Saturday, 19 March 2016

Sneaky Rumination: Replaying Conversations in My Head

replaying conversationsAfter you speak to someone, even if they’re not a stranger, do you find yourself replaying the conversation in your head afterwards? Do you pore over what you said, specifically, and maybe cringe here and there? Do you wish you said something different or worry that you came off as rude or otherwise unlikeable? Does the conversation continue to repeat in your head even long after you’re done being interested in it?

You’re not alone.

“Rumination refers to the tendency to repetitively think about the causes, situational factors, and consequences of one’s negative emotional experience (Nolen-Hoeksema, 1991).”

Rumination is a way to over-plan and control anxiety. It means replaying life events in an attempt to make sure that next time we’re totally prepared and won’t feel anxious. Sadly, it’s futile. Rumination never stops worry; it rewards it. Worry is a habit that won’t be solved by time-consuming problem-solving.

My worst ruminating habit is replaying conversations. I can say just three words to someone and end up thinking about those three little words for the next hour after the conversation is through.

I recently had the pleasure of meeting my favorite comedian after a standup show. We follow each other on Twitter and when I met him after the show he shook my hand and said my name — He knew exactly who I was! I was thrilled!

We only spoke for a minute and yet I replayed the conversation in my head for the rest of the night, slept poorly, and then thought about each word into the next day.

At first I was aware that I was combing through my words to make sure I didn’t seem rude or pushy or dumb. “Did I make enough I contact? Did I make any eye contact at all?” Maybe I replayed the conversation in my mind to check and see if I said something appropriate or inappropriate. “And then what?” I asked myself. “What’s the point?”

As a fan of this comedian, it’s a unique position for me. I feel like I know him, but he can’t know much about me. And who wants to sound like a creepy, clingy, overreaching fan? I just wanted him to like me, generally.

Oddly, I know enough about this entertainer that I assured myself, “He’s not thinking about you, Sarah. He’s thinking about himself. He’s thinking about how he came off and how well a show he did for everyone. He’s anxious about himself.”

That quieted the conversation replay a little bit, but it still echoed on in my head long after I was done wanting to listen. I kept thinking, “Please just shut up! I don’t care!” My mind was in “anxiety autopilot.” For 24 hours after I met him bits of our conversation would pop into my head while I was doing other things (washing dishes, walking my dog, deleting emails, whatever).

I suppose I always thought that if my anticipatory anxiety was removed and I was able to approach the things I want to do without fear, that I wouldn’t have any anxiety afterwards. I was wrong. I may have a new way of dealing with anxiety on the front end of an event, but I guess I’m still using the same archaic method on the back end — looking for negative things to dwell on before filing the memory away into long term storage.

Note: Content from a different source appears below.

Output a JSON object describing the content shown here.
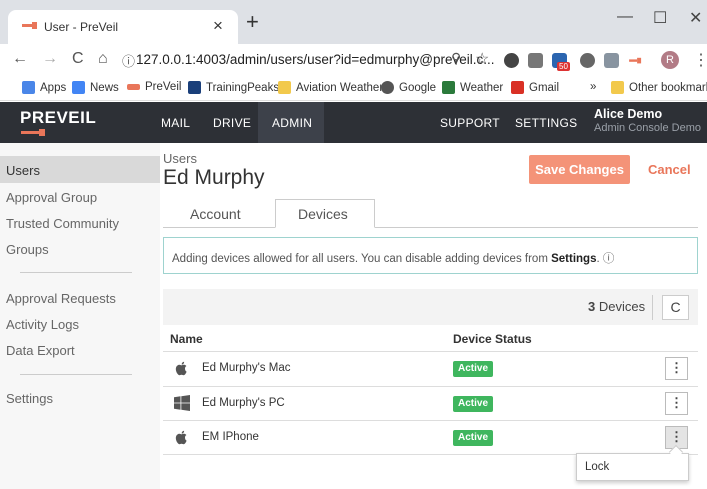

What’s the solution to this exhausting process? A more conscious effort on my part to avoid rumination by practicing optimism in other parts of my life. I need an “optimism autopilot.” I need a method of finding silver linings before putting memories into long term storage.

Nowadays, I’m doing a fairly good job of slapping rumination away in the moment and saying, “I don’t need you. You’re not useful to me.” I don’t participate in the rumination anymore. But a strong habit of looking for the positive in all situations is a safeguard. After all rumination is simply looking for negativity to dwell on.

Besides the ever-illusive optimism, there are certain facts I have to face. Instead of rumination it would take less time to just accept that:

  1. We can’t control how other people view us.
  2. People really are more concerned with themselves than the things other people say and do.
  3. Other people can and will judge us, and it ultimately doesn’t matter. You are not defined by the adoration of others. You are much more than that. “You are what you love, not what loves you.” (Charlie Kaufman)
  4. You never know what’s going to happen in the future, and you’ve been improvising just fine your whole life.